The Brussels-based organisation had posted a tweet on social networking site Twitter comprising the flags of its original members in 1949.
How it started How it's going— NATO (@NATO) October 12, 2020
However, the ''how it started vs how it's going'' meme received an unexpected response and triggered a virtual bloodbath.
The replies that ensued the tweet ranged from calls to kick out Turkey and hopes for expansion in Ukraine, Georgia and the Balkans to another warfront between Armenia and Azerbaijan.
Quite a succes, having Turkey on board...— Publius031 #VerenigdRechts (@Publius0311) October 12, 2020
Turkish President Recep Tayyip Erdoğan's military aggression has put the country at odds with NATO and has become its biggest liability.

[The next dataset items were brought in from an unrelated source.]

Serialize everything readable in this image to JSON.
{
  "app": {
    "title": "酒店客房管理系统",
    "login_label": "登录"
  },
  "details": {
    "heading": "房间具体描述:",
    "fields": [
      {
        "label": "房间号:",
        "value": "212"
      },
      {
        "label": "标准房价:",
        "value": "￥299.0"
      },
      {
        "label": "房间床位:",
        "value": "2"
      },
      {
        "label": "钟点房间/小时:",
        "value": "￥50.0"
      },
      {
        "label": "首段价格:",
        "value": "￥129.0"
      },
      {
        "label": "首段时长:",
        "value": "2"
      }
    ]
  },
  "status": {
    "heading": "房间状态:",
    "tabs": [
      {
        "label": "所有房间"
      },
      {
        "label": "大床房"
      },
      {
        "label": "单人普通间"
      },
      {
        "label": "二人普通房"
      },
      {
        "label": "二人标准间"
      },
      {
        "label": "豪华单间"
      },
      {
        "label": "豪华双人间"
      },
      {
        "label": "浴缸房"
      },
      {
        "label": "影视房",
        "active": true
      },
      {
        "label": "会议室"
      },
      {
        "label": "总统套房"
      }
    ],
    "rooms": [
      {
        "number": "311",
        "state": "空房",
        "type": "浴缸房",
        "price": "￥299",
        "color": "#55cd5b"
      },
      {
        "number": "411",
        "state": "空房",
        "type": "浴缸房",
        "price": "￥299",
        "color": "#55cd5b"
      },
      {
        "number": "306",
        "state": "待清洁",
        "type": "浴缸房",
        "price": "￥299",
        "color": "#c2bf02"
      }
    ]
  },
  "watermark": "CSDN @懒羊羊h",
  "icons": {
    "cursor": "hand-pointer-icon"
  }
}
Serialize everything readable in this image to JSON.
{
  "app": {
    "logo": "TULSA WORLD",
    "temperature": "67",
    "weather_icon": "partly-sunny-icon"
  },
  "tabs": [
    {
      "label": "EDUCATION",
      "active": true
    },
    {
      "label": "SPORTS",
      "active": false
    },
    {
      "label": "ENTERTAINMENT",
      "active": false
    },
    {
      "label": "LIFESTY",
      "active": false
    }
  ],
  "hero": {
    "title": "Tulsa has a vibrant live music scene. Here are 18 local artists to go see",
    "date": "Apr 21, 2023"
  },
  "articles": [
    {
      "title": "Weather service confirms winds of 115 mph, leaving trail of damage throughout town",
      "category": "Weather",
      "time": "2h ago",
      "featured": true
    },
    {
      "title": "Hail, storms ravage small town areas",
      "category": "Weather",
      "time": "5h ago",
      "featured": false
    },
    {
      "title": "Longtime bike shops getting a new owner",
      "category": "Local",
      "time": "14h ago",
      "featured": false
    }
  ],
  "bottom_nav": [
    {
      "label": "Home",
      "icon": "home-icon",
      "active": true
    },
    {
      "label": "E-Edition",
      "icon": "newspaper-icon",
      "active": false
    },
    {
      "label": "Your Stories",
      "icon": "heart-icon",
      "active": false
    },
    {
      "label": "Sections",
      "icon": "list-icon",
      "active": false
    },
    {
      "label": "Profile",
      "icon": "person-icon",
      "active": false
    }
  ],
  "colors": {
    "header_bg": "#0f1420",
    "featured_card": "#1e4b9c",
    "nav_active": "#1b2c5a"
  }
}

NATO, which was created in 1949, has 30 members. In the aftermath of the second world war, the purpose was to secure peace in Europe, especially against the Soviet Union. Then the Soviet Union fell and the relevance of NATO came into question.
Turkey joined the organisation in 1952 because there was a synergy of interests. Turkey didn't want to fall under the Soviet influence and its military made key contributions in the fight.
However, that is no longer the case. Today, Erdogan is on a collision course with the NATO. It is fighting the allies of NATO itself and that has been visible in Turkey's key activities in the past one year.
In January, Turkey violated a United Nations arms embrago in Libya. Turkish warships escorted a vessel suspected of smuggling weapons into Libya. By June, Turkey was locked in a direct face-off against Greece and France.
Now, Turkey is fueling another conflict in Nagorno-Karabakh. Turkey is arming Azerbaijan against Armenia.
NATO called for a ceasefire, but Turkey refuses to pay heed to such calls.